The shifting sands mean Roche may look rather different when it finally emerges from the shadow of biosimilars, with non-cancer drugs playing an increasingly important role – a trend already being set by Ocrevus in MS and Hemlibra for haemophilia.

In particular, while other companies including Pfizer Inc have pulled back in neuroscience, Roche hopes to restock its medicine cabinet with drugs against autism, Alzheimer’s and Huntington’s disease.

These are high-risk, high-reward diseases but Roche believes its understanding of the latest science means it could become as well known for treatments of brain and nervous system disorders as for cancer.

“The jury is still out,” Schwan said. “There is actually now a reasonable chance that we diversify into other areas in a meaningful way.”

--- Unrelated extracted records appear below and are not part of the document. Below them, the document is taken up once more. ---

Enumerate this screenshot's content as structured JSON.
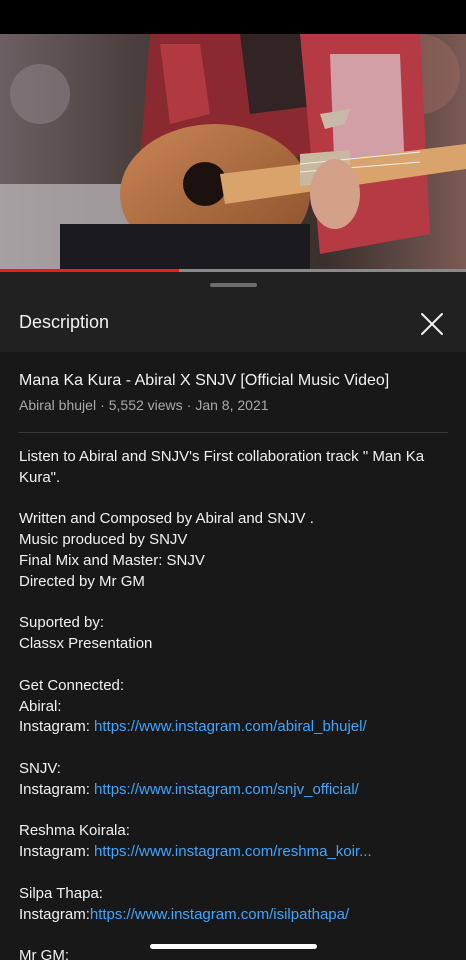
{
  "player": {
    "progress": 0.385
  },
  "sheet": {
    "title": "Description"
  },
  "video": {
    "title": "Mana Ka Kura - Abiral X SNJV [Official Music Video]",
    "channel": "Abiral bhujel",
    "views": "5,552 views",
    "date": "Jan 8, 2021"
  },
  "description": {
    "intro_line1": "Listen to Abiral and SNJV's First collaboration track \" Man Ka",
    "intro_line2": "Kura\".",
    "credits": [
      "Written and Composed by Abiral and SNJV .",
      "Music produced by SNJV",
      "Final Mix and Master: SNJV",
      "Directed by Mr GM"
    ],
    "supported_label": "Suported by:",
    "supported_by": "Classx Presentation",
    "connected_label": "Get Connected:",
    "abiral_label": "Abiral:",
    "abiral_ig_prefix": "Instagram: ",
    "abiral_ig_link": "https://www.instagram.com/abiral_bhujel/",
    "snjv_label": "SNJV:",
    "snjv_ig_prefix": "Instagram: ",
    "snjv_ig_link": "https://www.instagram.com/snjv_official/",
    "reshma_label": "Reshma Koirala:",
    "reshma_ig_prefix": "Instagram: ",
    "reshma_ig_link": "https://www.instagram.com/reshma_koir...",
    "silpa_label": "Silpa Thapa:",
    "silpa_ig_prefix": "Instagram:",
    "silpa_ig_link": "https://www.instagram.com/isilpathapa/",
    "mrgm_label": "Mr GM:"
  },
  "colors": {
    "accent_red": "#e62117",
    "link_blue": "#3ea6ff",
    "sheet_bg": "#212121",
    "content_bg": "#181818"
  },
  "icons": {
    "close": "close-icon"
  }
}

Meanwhile, its cancer R&D effort continues.

Schwan acknowledged Roche’s Tecentriq immunotherapy had lost ground to Merck & Co’s Keytruda in first-line lung cancer treatment but he still sees important new opportunities, notably in certain hard-to-treat forms of breast cancer.

Among Roche’s biggest potentials is a bispecific antibody, a dual-action drug that brings tumor cells and immune cells closer together to fight blood cancers.

One patient who failed previous treatments, including CAR-T cell therapy in which the body’s immune cells are reprogrammed, achieved full remission for a year after getting Roche’s experimental bispecific therapy, it reported on Thursday.

“If you see such a response for very, very sick patients like that, that of course is extremely promising,” Schwan said. “That is one of our molecules we put a lot of hope into.”